Scans showed ‘dramatically increased’ glucose metabolism in the lungs of 20 immune-compromised pediatric cancer patients with flu and other respiratory infections compared to patients without infections.
Working with colleagues who study rapidly dividing tumour cells, the researchers screened 80 small molecules and drugs that targeted cell metabolism rather than the virus.
They identified several, including the investigational cancer drug BEZ235, which blocked a key metabolic pathway in flu-infected human lung epithelial cells.
Researchers showed that BEZ235 reversed infection-induced metabolic changes in the cell and reduced production of new flu virus.
They said the drug also eased respiratory symptoms and significantly improved survival of mice infected with a pandemic flu strain.
Dr Thomas said vaccines and medications can help prevent or lessen flu, but neither is a match for the rapidly changing virus.
Vaccines must also be reformulated annually, and some flu strains are now resistant to anti-viral drugs.
Dr Thomas said: ‘By focusing on changing how infected cells respond to the resulting metabolic stress rather than targeting a component of the virus itself, there is less risk that the virus will become resistant to the drugs..’
BEZ235 is being tested in clinical trials for treatment of solid tumours. While using a cancer drug to treat a flu infection might sound surprising, Dr Thomas noted that tumour cells are also metabolically active.

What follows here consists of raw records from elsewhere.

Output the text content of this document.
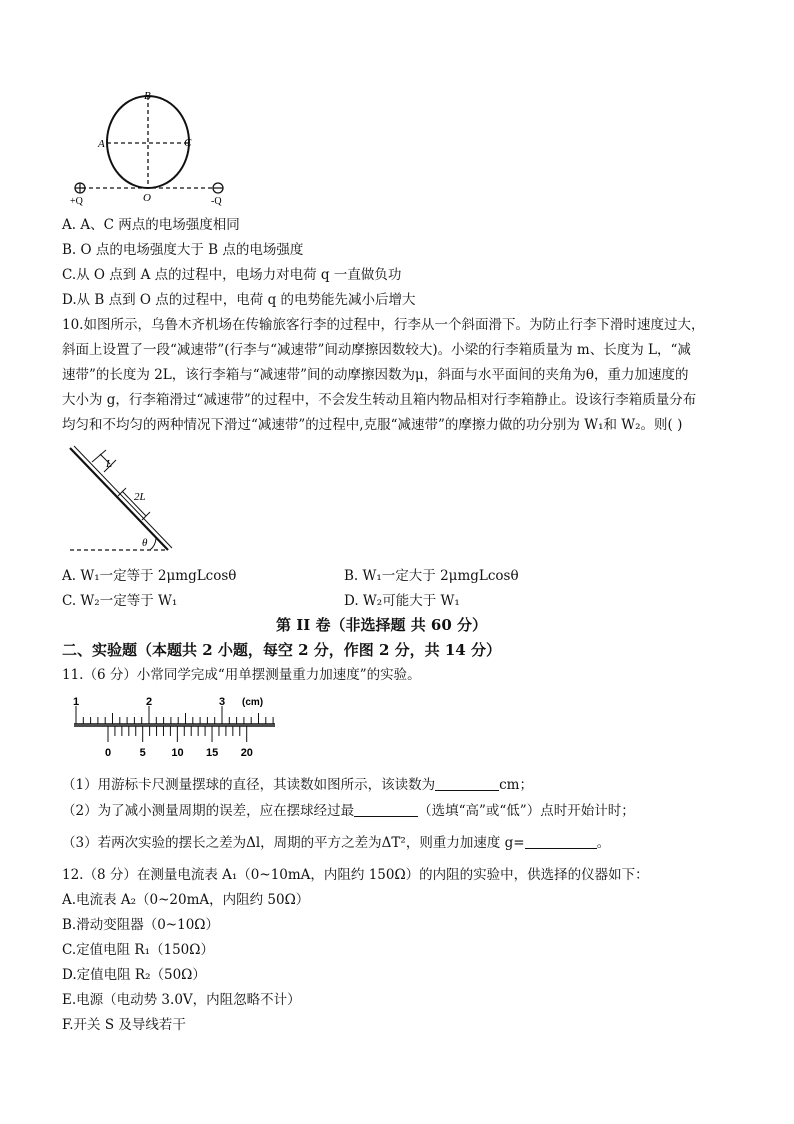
B
A	C
O
+Q	-Q
A. A、C 两点的电场强度相同
B. O 点的电场强度大于 B 点的电场强度
C.从 O 点到 A 点的过程中，电场力对电荷 q 一直做负功
D.从 B 点到 O 点的过程中，电荷 q 的电势能先减小后增大
10.如图所示，乌鲁木齐机场在传输旅客行李的过程中，行李从一个斜面滑下。为防止行李下滑时速度过大，
斜面上设置了一段“减速带”(行李与“减速带”间动摩擦因数较大)。小梁的行李箱质量为 m、长度为 L，“减
速带”的长度为 2L，该行李箱与“减速带”间的动摩擦因数为μ，斜面与水平面间的夹角为θ，重力加速度的
大小为 g，行李箱滑过“减速带”的过程中，不会发生转动且箱内物品相对行李箱静止。设该行李箱质量分布
均匀和不均匀的两种情况下滑过“减速带”的过程中,克服“减速带”的摩擦力做的功分别为 W₁和 W₂。则( )
L
2L
θ
A. W₁一定等于 2μmgLcosθ	B. W₁一定大于 2μmgLcosθ
C. W₂一定等于 W₁	D. W₂可能大于 W₁
第 II 卷（非选择题 共 60 分）
二、实验题（本题共 2 小题，每空 2 分，作图 2 分，共 14 分）
11.（6 分）小常同学完成“用单摆测量重力加速度”的实验。
1	2	3 (cm)
0	5 10 15 20
（1）用游标卡尺测量摆球的直径，其读数如图所示，该读数为	cm；
（2）为了减小测量周期的误差，应在摆球经过最	（选填“高”或“低”）点时开始计时；
（3）若两次实验的摆长之差为Δl，周期的平方之差为ΔT²，则重力加速度 g=	。
12.（8 分）在测量电流表 A₁（0~10mA，内阻约 150Ω）的内阻的实验中，供选择的仪器如下：
A.电流表 A₂（0~20mA，内阻约 50Ω）
B.滑动变阻器（0~10Ω）
C.定值电阻 R₁（150Ω）
D.定值电阻 R₂（50Ω）
E.电源（电动势 3.0V，内阻忽略不计）
F.开关 S 及导线若干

He said BEZ235 works as a cancer drug by inhibiting the PI3K and mTOR metabolic pathways, which help fuel the unchecked cell division that is a hallmark of cancer.
Working in human lung epithelial cells, researchers used a variety of techniques to show that flu infection increased activity of the PI3K and mTOR pathways and that BEZ235 restored PI3K and mTOR activity to pre-infection levels.
Although the drug didn’t block the virus from infecting human lung cells, the researchers showed that BEZ235 reduced viral replication by limiting the ability of the infected cells to use glucose and glutamine to fuel production of more flu viruses.
Dr Thomas added: ‘This approach works by reducing viral replication, which suggests there might be a treatment window that lasts several days in which drugs could be used to reduce the infection and risk of complications.’
The findings were published in the journal Cell Reports.